Sweet-tasting fiber, not added sugar
Among the most common dietary fiber food ingredients is chicory-root fiber, also known as inulin. Although it currently is not on the F.D.A.'s list of fiber ingredients, per the agency’s May 20 definition of dietary fiber, major suppliers jointly submitted a petition to the agency on Sept. 12 requesting this ingredient, in its varied forms, be added to the list. Prior to the May 20 rule, suppliers and manufacturers qualified and quantified chicory-root-fiber inulin as dietary fiber by AOAC analysis.
The petition provided the F.D.A. with comprehensive studies showing that chicory root fiber inulin meets the F.D.A.’s dietary fiber definition as an isolated or synthetic non-digestible carbohydrate (with three or more monomeric units) determined by the F.D.A. to have physiological effects beneficial to human health.
“Inulin-type fructans from chicory are one of the most studied food ingredients in the world,” Mr. Volz said. “It is defined as fiber in Europe, Canada and the rest of the world. We are very confident it will be defined as fiber as we go through this process with the F.D.A., possibly even before the year ends.”

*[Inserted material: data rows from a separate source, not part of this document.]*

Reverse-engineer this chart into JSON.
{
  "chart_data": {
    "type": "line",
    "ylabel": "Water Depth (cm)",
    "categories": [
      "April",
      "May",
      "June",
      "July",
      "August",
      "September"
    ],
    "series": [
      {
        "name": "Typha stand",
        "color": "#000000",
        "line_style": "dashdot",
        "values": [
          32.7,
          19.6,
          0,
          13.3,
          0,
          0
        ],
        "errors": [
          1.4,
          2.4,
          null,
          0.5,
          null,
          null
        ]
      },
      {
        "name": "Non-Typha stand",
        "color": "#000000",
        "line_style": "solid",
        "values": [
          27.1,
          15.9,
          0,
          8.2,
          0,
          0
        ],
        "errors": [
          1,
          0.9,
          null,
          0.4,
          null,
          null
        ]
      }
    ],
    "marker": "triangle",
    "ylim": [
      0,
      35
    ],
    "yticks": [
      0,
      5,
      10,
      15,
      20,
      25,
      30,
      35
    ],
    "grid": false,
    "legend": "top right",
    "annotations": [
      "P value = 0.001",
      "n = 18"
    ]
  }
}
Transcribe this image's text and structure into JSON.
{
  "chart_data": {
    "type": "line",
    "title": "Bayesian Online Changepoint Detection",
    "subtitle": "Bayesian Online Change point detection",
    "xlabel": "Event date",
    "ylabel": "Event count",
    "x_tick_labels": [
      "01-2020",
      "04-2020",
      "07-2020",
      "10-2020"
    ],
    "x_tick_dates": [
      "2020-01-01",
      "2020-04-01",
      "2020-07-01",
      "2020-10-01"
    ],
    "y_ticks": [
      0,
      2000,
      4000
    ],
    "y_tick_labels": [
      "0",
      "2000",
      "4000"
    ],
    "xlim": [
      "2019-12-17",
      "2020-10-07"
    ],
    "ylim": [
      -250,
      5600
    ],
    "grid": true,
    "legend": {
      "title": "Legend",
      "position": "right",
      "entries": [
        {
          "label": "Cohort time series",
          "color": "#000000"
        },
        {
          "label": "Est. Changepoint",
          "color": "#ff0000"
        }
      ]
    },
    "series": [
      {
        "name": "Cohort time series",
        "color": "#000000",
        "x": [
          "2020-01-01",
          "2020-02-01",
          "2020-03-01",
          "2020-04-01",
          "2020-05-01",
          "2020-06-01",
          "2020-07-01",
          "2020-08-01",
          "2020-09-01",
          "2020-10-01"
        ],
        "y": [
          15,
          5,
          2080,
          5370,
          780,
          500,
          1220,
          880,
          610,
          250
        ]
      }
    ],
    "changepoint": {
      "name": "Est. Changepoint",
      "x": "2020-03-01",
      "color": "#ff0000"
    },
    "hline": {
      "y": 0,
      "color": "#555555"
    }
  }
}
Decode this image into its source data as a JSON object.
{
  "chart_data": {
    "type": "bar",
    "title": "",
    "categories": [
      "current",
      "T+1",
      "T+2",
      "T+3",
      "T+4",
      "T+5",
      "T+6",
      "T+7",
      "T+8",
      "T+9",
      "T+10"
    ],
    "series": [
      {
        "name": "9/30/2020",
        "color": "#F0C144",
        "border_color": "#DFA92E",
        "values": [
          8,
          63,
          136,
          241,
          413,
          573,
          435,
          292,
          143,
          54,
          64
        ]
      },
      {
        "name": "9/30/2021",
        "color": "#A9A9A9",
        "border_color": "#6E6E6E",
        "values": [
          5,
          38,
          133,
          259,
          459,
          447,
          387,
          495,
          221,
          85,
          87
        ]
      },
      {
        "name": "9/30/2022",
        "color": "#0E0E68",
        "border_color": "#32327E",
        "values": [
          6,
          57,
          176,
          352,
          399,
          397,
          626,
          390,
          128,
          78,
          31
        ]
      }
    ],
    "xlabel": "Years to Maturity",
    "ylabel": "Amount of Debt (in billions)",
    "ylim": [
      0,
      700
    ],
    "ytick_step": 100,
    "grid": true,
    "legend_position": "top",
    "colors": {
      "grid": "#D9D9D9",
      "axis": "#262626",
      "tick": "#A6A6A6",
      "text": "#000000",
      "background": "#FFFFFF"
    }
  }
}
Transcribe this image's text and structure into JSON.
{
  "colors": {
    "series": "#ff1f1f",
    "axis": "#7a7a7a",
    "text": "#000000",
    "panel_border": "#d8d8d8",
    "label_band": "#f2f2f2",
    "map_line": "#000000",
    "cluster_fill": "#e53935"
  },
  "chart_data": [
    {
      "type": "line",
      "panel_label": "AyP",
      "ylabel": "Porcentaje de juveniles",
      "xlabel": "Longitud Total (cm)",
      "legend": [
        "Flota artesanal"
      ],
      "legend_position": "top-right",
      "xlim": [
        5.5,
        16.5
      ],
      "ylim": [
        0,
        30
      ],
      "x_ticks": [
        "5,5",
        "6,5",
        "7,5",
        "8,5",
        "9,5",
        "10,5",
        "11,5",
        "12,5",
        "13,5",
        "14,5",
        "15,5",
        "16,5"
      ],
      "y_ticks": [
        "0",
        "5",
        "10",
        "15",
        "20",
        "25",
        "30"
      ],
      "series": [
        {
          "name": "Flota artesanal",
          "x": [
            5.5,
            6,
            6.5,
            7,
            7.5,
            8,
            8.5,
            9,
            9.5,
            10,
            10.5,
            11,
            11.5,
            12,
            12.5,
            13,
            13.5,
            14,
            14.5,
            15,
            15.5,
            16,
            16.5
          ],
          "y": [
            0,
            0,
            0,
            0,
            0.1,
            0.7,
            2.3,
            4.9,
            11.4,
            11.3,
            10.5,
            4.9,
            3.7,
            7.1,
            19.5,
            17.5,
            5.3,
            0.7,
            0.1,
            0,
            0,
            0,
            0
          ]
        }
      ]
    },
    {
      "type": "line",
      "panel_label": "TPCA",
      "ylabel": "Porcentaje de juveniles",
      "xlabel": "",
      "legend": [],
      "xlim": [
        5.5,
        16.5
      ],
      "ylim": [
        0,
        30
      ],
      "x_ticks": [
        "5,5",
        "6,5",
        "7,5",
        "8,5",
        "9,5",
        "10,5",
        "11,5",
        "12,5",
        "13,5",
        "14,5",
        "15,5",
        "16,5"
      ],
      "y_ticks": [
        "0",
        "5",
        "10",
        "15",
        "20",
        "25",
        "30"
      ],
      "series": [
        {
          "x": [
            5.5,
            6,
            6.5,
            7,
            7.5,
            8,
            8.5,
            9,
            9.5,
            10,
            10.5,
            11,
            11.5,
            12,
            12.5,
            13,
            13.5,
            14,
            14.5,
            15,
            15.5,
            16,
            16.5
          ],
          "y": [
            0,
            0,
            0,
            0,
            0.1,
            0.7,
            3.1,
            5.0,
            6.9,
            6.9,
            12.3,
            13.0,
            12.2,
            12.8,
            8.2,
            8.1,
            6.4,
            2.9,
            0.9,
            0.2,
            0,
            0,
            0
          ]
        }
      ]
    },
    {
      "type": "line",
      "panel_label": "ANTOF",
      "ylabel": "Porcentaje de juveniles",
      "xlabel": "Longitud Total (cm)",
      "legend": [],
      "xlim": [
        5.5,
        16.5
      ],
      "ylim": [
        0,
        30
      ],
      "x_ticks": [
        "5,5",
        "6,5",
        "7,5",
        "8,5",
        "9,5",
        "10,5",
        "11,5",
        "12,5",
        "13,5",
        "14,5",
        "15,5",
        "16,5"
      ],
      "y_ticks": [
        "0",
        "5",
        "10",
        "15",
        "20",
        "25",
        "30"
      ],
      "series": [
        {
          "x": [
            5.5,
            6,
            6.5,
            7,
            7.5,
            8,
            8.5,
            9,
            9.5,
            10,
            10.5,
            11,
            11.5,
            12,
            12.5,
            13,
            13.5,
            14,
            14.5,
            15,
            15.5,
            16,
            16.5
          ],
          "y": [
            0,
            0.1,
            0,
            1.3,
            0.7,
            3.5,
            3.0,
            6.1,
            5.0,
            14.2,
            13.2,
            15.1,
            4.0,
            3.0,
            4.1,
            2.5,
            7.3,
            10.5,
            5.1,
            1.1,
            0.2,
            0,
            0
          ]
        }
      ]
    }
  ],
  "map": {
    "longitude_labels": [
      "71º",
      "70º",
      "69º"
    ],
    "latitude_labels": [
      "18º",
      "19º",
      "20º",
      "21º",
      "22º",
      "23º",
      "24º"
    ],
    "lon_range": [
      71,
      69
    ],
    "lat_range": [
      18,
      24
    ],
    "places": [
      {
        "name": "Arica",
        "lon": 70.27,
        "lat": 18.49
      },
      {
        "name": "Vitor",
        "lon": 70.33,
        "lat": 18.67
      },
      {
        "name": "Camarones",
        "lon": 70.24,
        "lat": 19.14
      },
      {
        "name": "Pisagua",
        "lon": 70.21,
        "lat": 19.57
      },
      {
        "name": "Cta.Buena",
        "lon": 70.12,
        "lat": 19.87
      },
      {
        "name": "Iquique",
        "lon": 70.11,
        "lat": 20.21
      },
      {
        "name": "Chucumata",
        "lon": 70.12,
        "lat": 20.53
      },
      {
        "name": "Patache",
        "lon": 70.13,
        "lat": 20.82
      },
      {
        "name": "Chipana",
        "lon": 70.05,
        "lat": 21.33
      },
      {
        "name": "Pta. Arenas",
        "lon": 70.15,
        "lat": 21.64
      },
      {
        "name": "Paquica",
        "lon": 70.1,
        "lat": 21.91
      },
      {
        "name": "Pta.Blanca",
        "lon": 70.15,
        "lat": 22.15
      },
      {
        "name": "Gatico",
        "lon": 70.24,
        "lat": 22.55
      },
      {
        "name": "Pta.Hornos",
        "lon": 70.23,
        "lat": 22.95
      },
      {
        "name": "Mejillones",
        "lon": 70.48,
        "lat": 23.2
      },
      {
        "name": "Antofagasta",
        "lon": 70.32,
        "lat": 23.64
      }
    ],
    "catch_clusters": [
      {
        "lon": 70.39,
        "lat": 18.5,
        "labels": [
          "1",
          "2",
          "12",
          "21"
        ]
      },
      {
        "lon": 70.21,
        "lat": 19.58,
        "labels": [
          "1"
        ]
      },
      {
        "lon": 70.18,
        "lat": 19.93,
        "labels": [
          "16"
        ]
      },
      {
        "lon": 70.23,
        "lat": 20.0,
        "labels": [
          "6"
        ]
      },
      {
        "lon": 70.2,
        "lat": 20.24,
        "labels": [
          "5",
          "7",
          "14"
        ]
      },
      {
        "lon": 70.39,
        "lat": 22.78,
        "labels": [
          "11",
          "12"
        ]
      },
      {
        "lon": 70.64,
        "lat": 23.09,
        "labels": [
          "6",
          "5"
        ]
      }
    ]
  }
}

Such recognition will assist bakers in their efforts to boost what the F.D.A. calls a “nutrient of concern” in baked goods to help consumers meet their daily requirements of dietary fiber. Its use will also help reduce added sugars in baked goods. Its “not a sugar” status is supported by written legal analysis from Covington & Burling LLP, which specializes in food law. The firm determined that chicory root fiber inulin ingredients, which have varying degrees of sweetness, do not fit the F.D.A.’s definition of added sugar. This means that chicory root fiber inulin ingredients can assist with taking sugar out and putting dietary fiber into baked goods.
These are dietary fibers that provide natural sweetness at only 2 calories per gram vs. sugar’s 4 calories per gram. Some ingredients provide more sweetness than others, and their ability to work synergistically with other no-added-sugar sweetening systems varies, too.